A mio parere la differenza rispetto alle società preindustriali non è tanto il tempo effettivo che il lavoratore comune (contadino o artigiano) dedicava al lavoro, che non era inferiore a quello di oggi, ma lo spirito del lavoro, o meglio del mestiere, che il lavoratore padroneggiava e da cui non era padroneggiato: l'uomo premoderno amava il proprio lavoro ma non amava lavorare, la differenza è abissale.
Ma soprattutto il fatto che il lavoro non fosse un valore: la cosa più sconcertante di oggi è che i ricchi, coloro che potrebbero tranquillamente evitare di lavorare, si vantano di lavorare sodo, accumulando ricchezze di cui poi non sanno cosa farsene, anzichè vivere di rendita godendosi la vita, cosa che non possono fare perchè oggi la vita al di fuori di produzione e consumo non esiste ("Bisogna rimettere in moto il Paese").
In fondo, sono dei poveracci anche loro, nè più nè meno di noi.
arcadianet.blogspot.com
simone.org (Registered) 01-05-2008 16:03

Quanto mi piacciono questi discorsi!
La cosa che mi fa più morire poi è la mitizzazione del lavoro come mezzo per realizzarsi!
Io dico che se un'attività ci gratifica e permette la realizzazione personale allora non è lavoro; viceversa se è lavoro vuol dire che alla base c'è costrizione per cui non può esserci realizzazione personale.
syn (Registered) 01-05-2008 16:21

Daccordissimo con max.

Diceva Dewey "in una società davvero libera e democratica, i lavoratori dovrebbero essere padroni del loro destino, non strumenti affittati dai datori di lavoro.
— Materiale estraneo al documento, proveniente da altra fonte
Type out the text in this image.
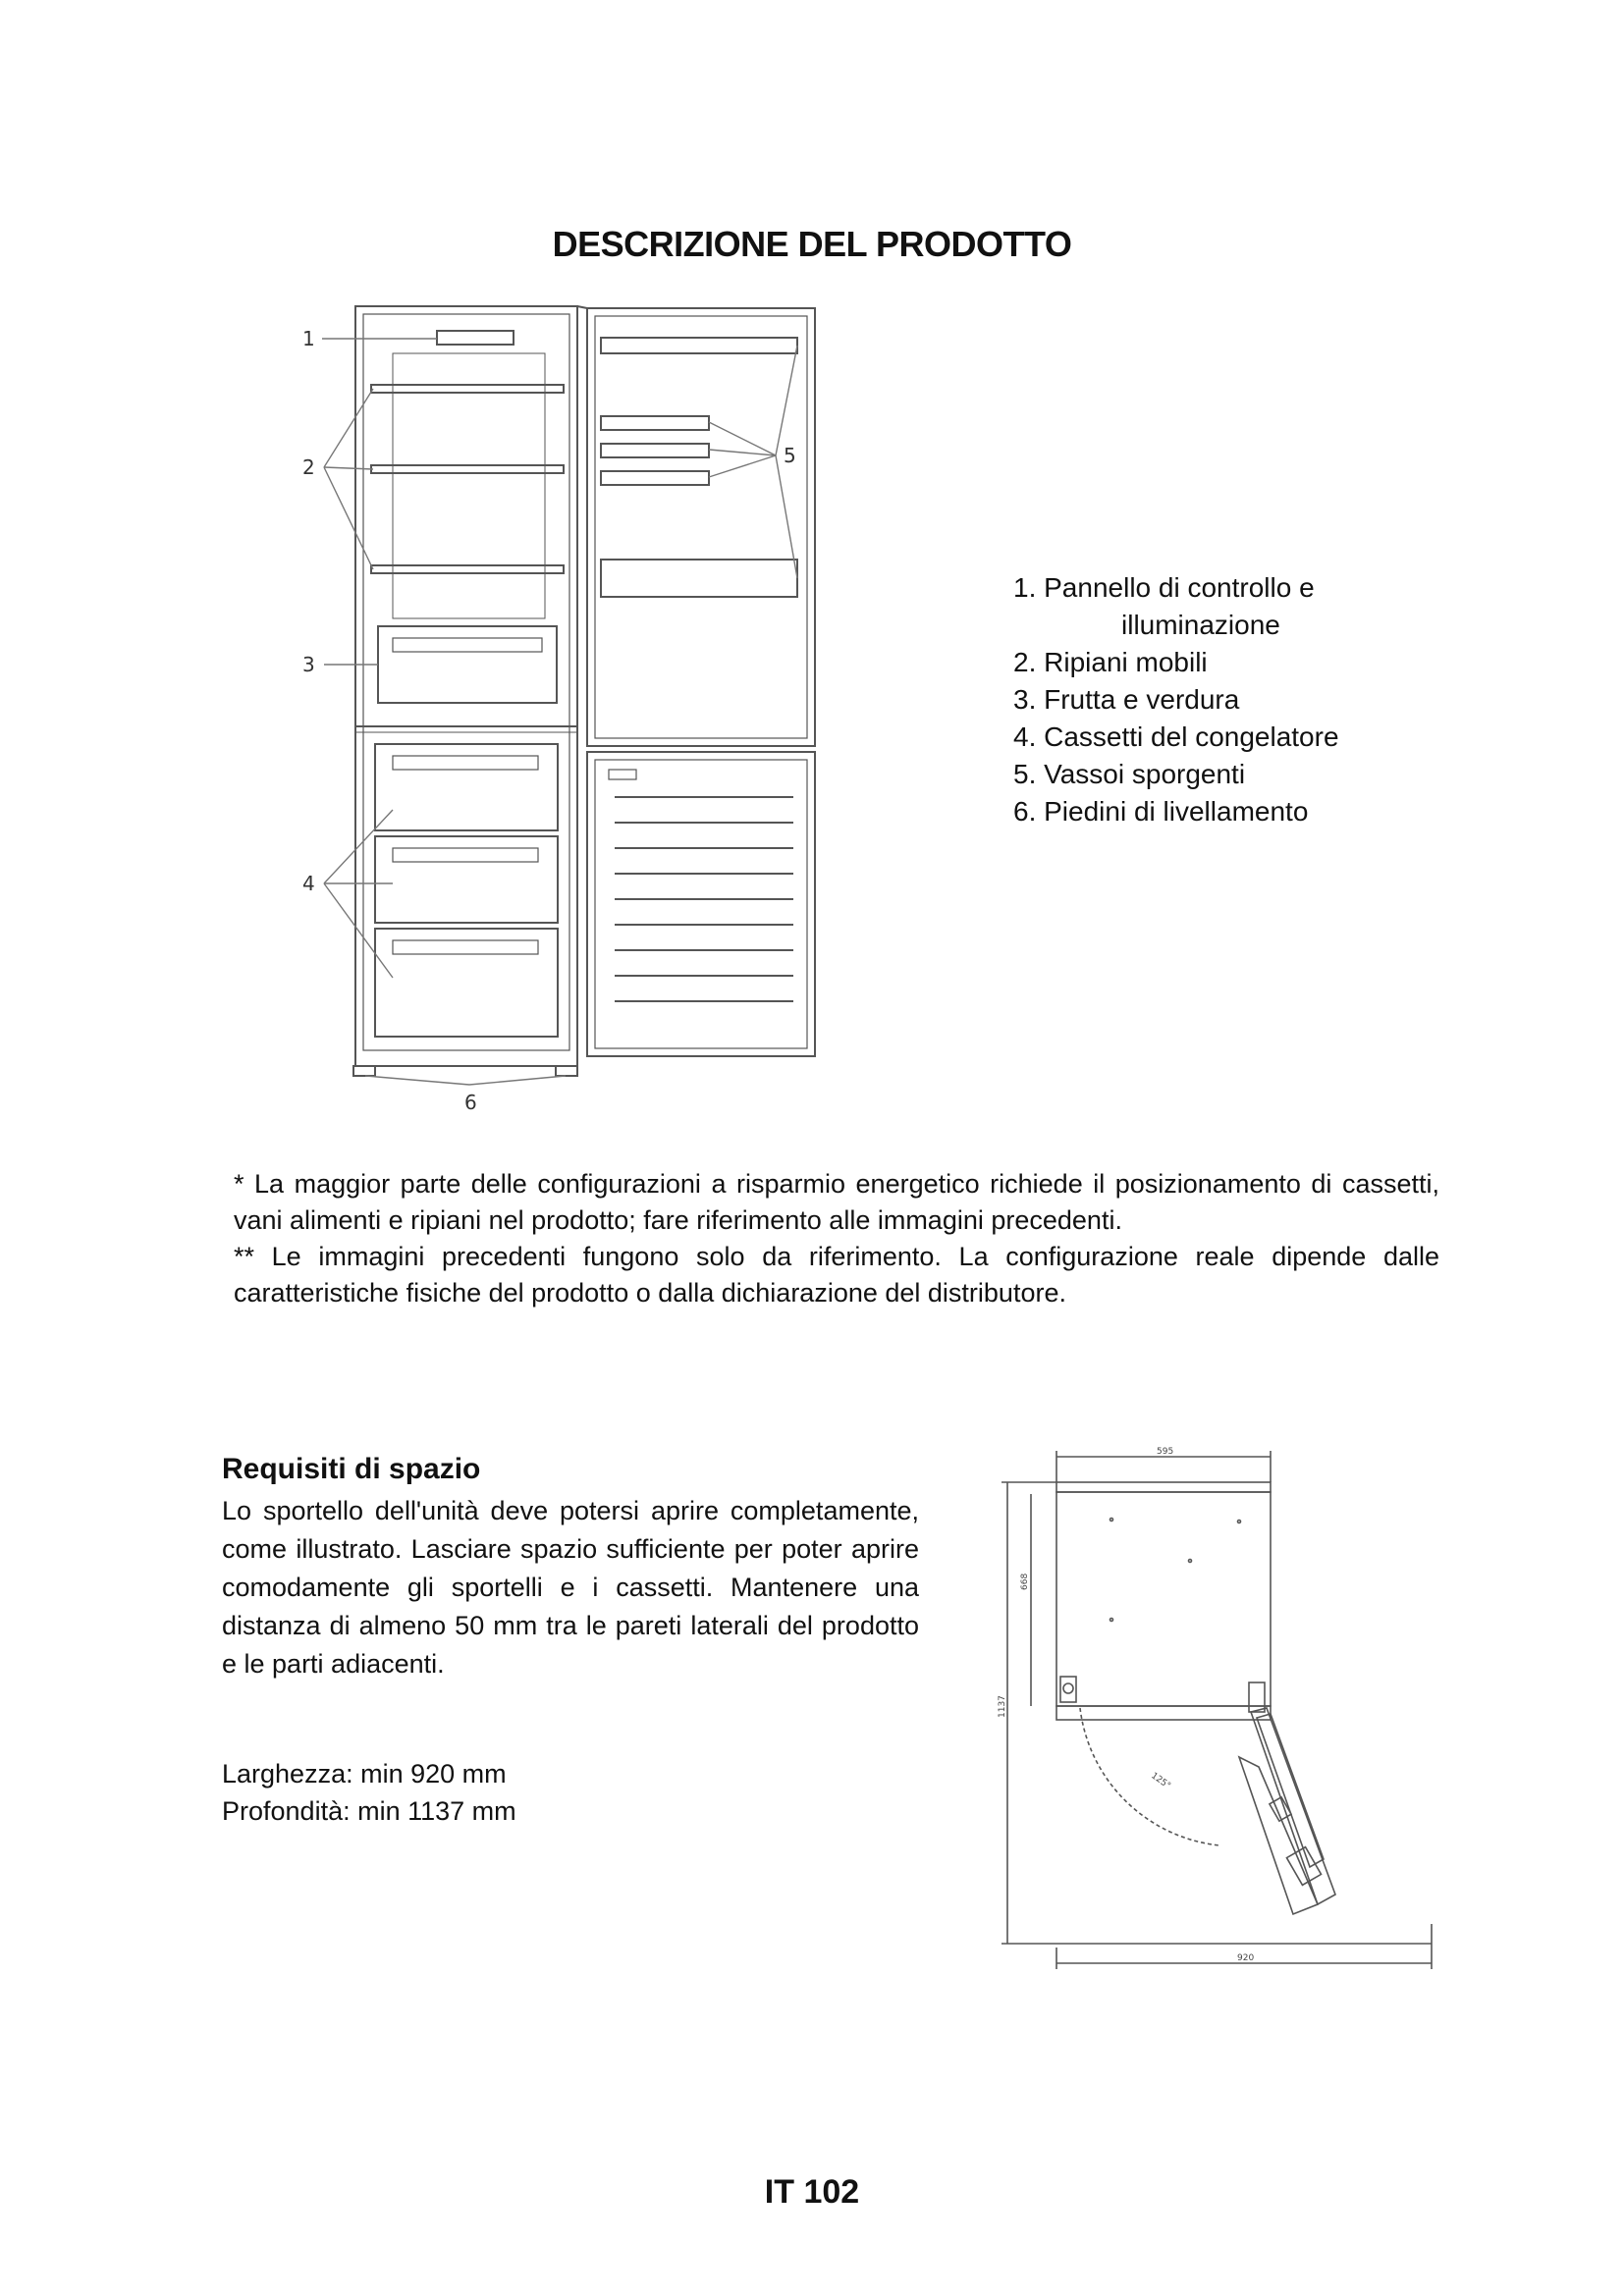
DESCRIZIONE DEL PRODOTTO
1
2
3
4
5
6
1. Pannello di controllo e
illuminazione
2. Ripiani mobili
3. Frutta e verdura
4. Cassetti del congelatore
5. Vassoi sporgenti
6. Piedini di livellamento

* La maggior parte delle configurazioni a risparmio energetico richiede il posizionamento di cassetti, vani alimenti e ripiani nel prodotto; fare riferimento alle immagini precedenti.

** Le immagini precedenti fungono solo da riferimento. La configurazione reale dipende dalle caratteristiche fisiche del prodotto o dalla dichiarazione del distributore.

Requisiti di spazio

Lo sportello dell'unità deve potersi aprire completamente, come illustrato. Lasciare spazio sufficiente per poter aprire comodamente gli sportelli e i cassetti. Mantenere una distanza di almeno 50 mm tra le pareti laterali del prodotto e le parti adiacenti.

Larghezza: min 920 mm
Profondità: min 1137 mm
595
668
1137
125°
920
IT 102
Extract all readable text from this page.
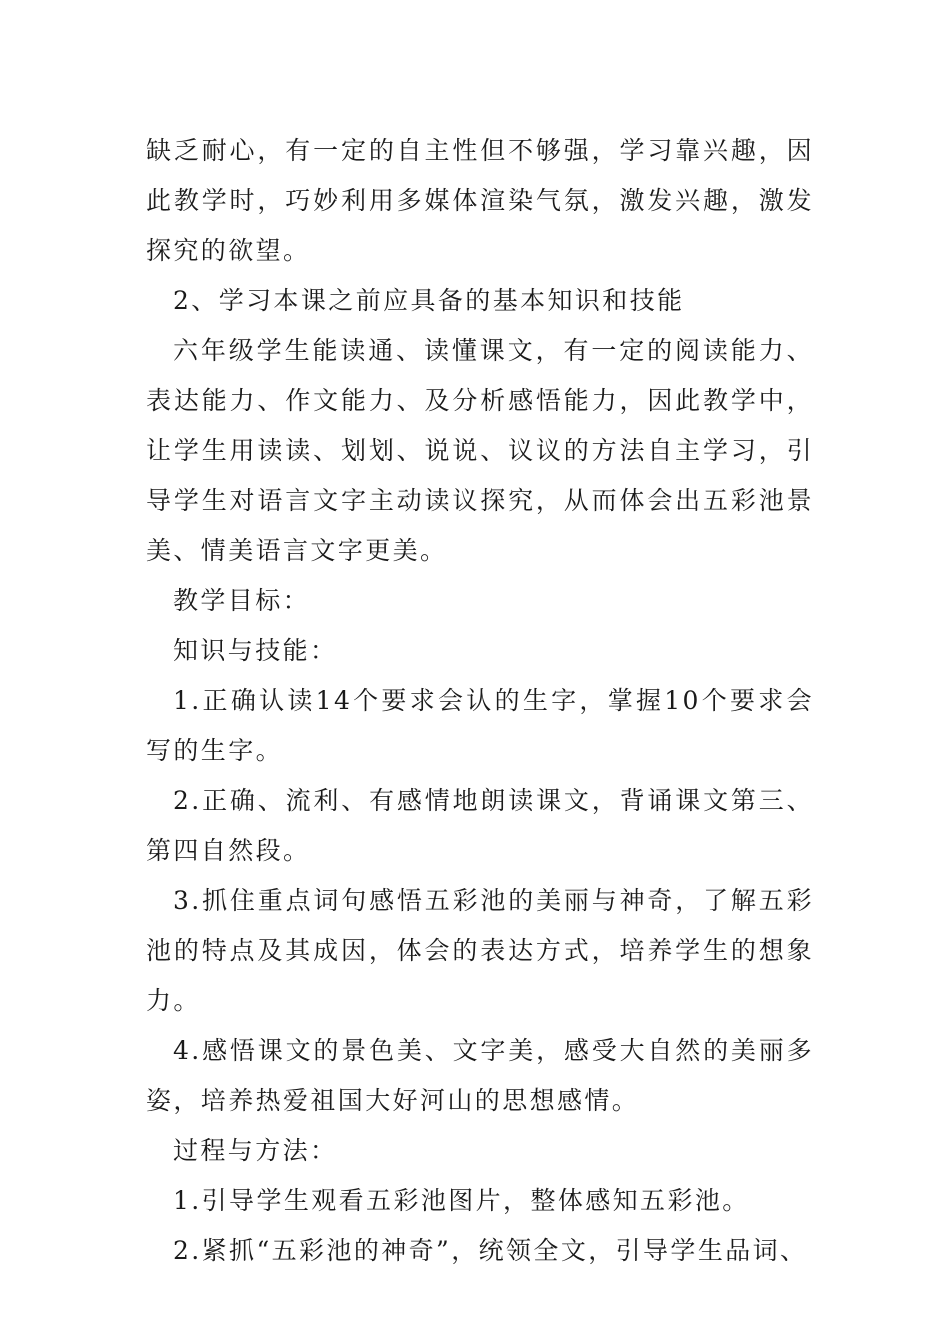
缺乏耐心，有一定的自主性但不够强，学习靠兴趣，因此教学时，巧妙利用多媒体渲染气氛，激发兴趣，激发探究的欲望。

2、学习本课之前应具备的基本知识和技能

六年级学生能读通、读懂课文，有一定的阅读能力、表达能力、作文能力、及分析感悟能力，因此教学中，让学生用读读、划划、说说、议议的方法自主学习，引导学生对语言文字主动读议探究，从而体会出五彩池景美、情美语言文字更美。

教学目标：

知识与技能：

1.正确认读14个要求会认的生字，掌握10个要求会写的生字。

2.正确、流利、有感情地朗读课文，背诵课文第三、第四自然段。

3.抓住重点词句感悟五彩池的美丽与神奇，了解五彩池的特点及其成因，体会的表达方式，培养学生的想象力。

4.感悟课文的景色美、文字美，感受大自然的美丽多姿，培养热爱祖国大好河山的思想感情。

过程与方法：

1.引导学生观看五彩池图片，整体感知五彩池。

2.紧抓“五彩池的神奇”，统领全文，引导学生品词、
Perciò l%u2019industria, le aziende devono passare %u201Cda un ordine feudale ad uno democratico%u201D, basato sul controllo da parte dei lavoratori e sulla loro libera associazione, classici ideali anarchici che affondano le loro radici nel liberalismo classico e nell%u2019Illuminismo. E l%u2019istruzione, secondo lui, doveva essere uno dei mezzi per mettere in discussione questa mostruosità assolutista. Oggi, dopo molti altri decenni di assalto del potere privato, questi valori libertari fondamentali suonano esotici ed estremi, forse anche... antiamericani, per usare uno dei termini del pensiero totalitario odierno in Occidente".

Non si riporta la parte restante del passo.